過去に白蘭との戦いで見た未来と同じように、雲雀は並盛で風紀財団を設立し、滅多に日本を離れる事はない。
「ちょっとイタリアに行ってくるから」
ただ一つ、例外を除いて。
*エピローグ
例えばどんな未来でも*
既に通い慣れてしまった、イタリアボンゴレ本部。
雲雀は真っ直ぐにとある部屋に向かい、ノックもなしに扉を開いた。
「隼人、いるんでしょ?」
「……お前、ノックくらいしろっていつも言ってんだろ」
そこは、ボンゴレ嵐の守護者に与えられた私室。
資料が山積みになったデスクと、仮眠を取るためにあるベッドしかないシンプルな部屋に、獄寺は横になっていた。
「沢田から連絡貰ったよ。なんで僕に知らせてくれなかったの?」
雲雀はベッドに腰をかけ、そこで横になっている獄寺の髪に優しく触れた。
「…この程度の事でお前に頼ってたら、この先どうすんだよ?」
あの日から、獄寺の予知能力はどんどん力を増していた。
学生だった頃はほとんど悪夢を見る事はなかったが、沢田がボンゴレ10代目に就任し、本格的にマフィアとして活動するようになってからは、日に日に悪夢を見る頻度が上がっている。
「今回は、君の部下だってね」
「ああ。………守れたと、思ったんだ」
まるで涙を隠すかのように、獄寺の腕が目元を隠す。
「夢で予知して…だからアイツには任務に参加させなかった。確かに未来は変わったはずなのに…」
獄寺の部下は任務中に命を落とす未来だった。
だから獄寺はその部下を任務から外し、自宅待機を命じた。
しかし、民家にマフィアが乗り込んで来たとの情報を聞き、上司に似て無謀なのか勇敢なのか。単身乗り込み………そこで相打ちになり命を落とした。
確かに獄寺が予知した未来とは違う結末になった。
だが、結局その男の命は儚く散ってしまったのだ。
それが雲雀が綱吉から聞かされていた事実だ。
「未来を変えるのって、単純じゃないんだな…」
「………」
これまで獄寺は、何人もの部下を失っていた。
もちろん、獄寺の予知のおかげで救えた命の方が多い。
だが、獄寺にとって。
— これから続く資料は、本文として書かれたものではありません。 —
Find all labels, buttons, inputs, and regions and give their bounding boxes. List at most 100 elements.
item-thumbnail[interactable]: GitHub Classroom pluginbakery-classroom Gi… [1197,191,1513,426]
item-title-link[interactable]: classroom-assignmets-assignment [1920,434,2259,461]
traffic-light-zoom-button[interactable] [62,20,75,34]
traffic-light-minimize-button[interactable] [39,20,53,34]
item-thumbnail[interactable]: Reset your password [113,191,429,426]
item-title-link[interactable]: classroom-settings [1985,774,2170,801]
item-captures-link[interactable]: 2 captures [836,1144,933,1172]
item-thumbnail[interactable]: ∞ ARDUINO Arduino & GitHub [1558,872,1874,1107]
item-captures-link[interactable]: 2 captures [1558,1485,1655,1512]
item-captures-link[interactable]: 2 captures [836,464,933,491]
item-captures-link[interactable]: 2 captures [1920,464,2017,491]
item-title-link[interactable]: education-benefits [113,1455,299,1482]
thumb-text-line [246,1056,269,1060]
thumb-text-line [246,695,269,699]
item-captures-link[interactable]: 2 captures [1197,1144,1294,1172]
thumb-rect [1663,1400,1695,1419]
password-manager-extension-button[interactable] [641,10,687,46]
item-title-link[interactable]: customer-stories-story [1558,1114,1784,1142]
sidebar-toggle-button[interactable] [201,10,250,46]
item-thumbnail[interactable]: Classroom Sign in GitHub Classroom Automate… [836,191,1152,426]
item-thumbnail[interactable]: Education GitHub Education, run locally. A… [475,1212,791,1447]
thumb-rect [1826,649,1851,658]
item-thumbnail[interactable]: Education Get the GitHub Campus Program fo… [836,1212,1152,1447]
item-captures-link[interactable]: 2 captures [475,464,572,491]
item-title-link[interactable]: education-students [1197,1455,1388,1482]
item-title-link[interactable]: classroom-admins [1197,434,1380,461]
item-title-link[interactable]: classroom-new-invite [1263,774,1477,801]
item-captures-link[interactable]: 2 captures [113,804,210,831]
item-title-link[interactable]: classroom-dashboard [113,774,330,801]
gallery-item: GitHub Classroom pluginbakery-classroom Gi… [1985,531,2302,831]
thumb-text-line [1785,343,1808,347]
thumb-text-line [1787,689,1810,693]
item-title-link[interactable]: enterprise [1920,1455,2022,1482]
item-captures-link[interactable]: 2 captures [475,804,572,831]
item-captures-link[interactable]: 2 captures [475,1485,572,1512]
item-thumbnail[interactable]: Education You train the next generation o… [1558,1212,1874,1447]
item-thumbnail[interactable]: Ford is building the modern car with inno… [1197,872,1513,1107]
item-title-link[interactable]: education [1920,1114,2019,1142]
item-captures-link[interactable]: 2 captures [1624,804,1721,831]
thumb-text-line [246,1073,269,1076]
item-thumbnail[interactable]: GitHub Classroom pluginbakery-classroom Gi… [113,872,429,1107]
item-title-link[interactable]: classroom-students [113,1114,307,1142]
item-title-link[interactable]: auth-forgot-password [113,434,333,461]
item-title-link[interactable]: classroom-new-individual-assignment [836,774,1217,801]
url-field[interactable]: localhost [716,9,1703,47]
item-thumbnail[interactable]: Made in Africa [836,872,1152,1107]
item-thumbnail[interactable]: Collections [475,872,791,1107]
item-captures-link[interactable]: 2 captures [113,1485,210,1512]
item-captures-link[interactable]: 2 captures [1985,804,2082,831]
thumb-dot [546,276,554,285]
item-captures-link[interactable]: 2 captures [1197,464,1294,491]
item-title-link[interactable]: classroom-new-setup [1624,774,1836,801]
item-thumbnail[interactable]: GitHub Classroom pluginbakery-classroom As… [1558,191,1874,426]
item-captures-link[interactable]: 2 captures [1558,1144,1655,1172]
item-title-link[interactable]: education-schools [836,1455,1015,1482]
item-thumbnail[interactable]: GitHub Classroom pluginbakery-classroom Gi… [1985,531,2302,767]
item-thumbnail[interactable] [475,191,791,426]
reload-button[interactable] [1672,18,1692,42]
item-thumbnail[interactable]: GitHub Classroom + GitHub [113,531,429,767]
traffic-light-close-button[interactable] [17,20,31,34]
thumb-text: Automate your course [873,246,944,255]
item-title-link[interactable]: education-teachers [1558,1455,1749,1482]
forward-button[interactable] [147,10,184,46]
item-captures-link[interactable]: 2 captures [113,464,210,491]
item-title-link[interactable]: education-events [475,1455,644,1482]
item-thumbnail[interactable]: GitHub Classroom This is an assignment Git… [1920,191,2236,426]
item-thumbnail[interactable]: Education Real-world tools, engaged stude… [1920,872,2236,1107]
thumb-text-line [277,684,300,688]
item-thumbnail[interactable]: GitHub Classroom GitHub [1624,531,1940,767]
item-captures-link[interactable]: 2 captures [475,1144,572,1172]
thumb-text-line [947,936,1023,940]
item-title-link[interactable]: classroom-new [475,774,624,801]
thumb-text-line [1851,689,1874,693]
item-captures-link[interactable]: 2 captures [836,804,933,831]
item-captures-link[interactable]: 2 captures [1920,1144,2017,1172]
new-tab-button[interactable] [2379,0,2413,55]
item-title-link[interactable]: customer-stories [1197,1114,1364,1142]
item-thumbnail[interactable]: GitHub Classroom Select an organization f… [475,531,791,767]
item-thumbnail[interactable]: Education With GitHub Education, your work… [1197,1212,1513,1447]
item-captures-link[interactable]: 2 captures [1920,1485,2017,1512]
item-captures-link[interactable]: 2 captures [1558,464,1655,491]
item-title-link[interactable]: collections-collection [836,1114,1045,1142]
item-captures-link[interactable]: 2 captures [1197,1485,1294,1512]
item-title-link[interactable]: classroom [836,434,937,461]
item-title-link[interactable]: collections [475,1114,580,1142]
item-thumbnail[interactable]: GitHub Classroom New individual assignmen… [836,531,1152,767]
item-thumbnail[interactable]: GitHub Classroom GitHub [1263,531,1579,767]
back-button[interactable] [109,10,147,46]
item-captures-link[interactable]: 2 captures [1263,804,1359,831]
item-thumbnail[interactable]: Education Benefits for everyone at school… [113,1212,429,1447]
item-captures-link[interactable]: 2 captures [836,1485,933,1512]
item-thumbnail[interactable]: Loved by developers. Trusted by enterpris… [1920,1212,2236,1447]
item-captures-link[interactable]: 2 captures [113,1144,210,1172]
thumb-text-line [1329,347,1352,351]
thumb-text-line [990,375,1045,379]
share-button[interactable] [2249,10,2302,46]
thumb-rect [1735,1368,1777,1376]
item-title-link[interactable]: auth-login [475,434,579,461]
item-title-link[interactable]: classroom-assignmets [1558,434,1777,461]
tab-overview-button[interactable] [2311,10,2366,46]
救えた命よりも、救えなかった命の方が重くのしかかっている。
「君が悪い訳じゃない」
「……そんなの、分かってるけど」
理屈じゃないんだ、と獄寺は小さく呟いた。
目を伏せてはいるが、その瞳から涙が流れる事はない。
10年前のあの日から、獄寺は雲雀にすら涙を見せる事はなかった。
恐らく獄寺にとっては今も昔も、弱みを見せられるのはただ一人……という事なのだろう。
獄寺の気持ちを疑った事はないし、獄寺の心に今もなお鮮明に残る彼女に嫉妬の気持ちもない。
だが少し、やる瀬ない気持ちになる。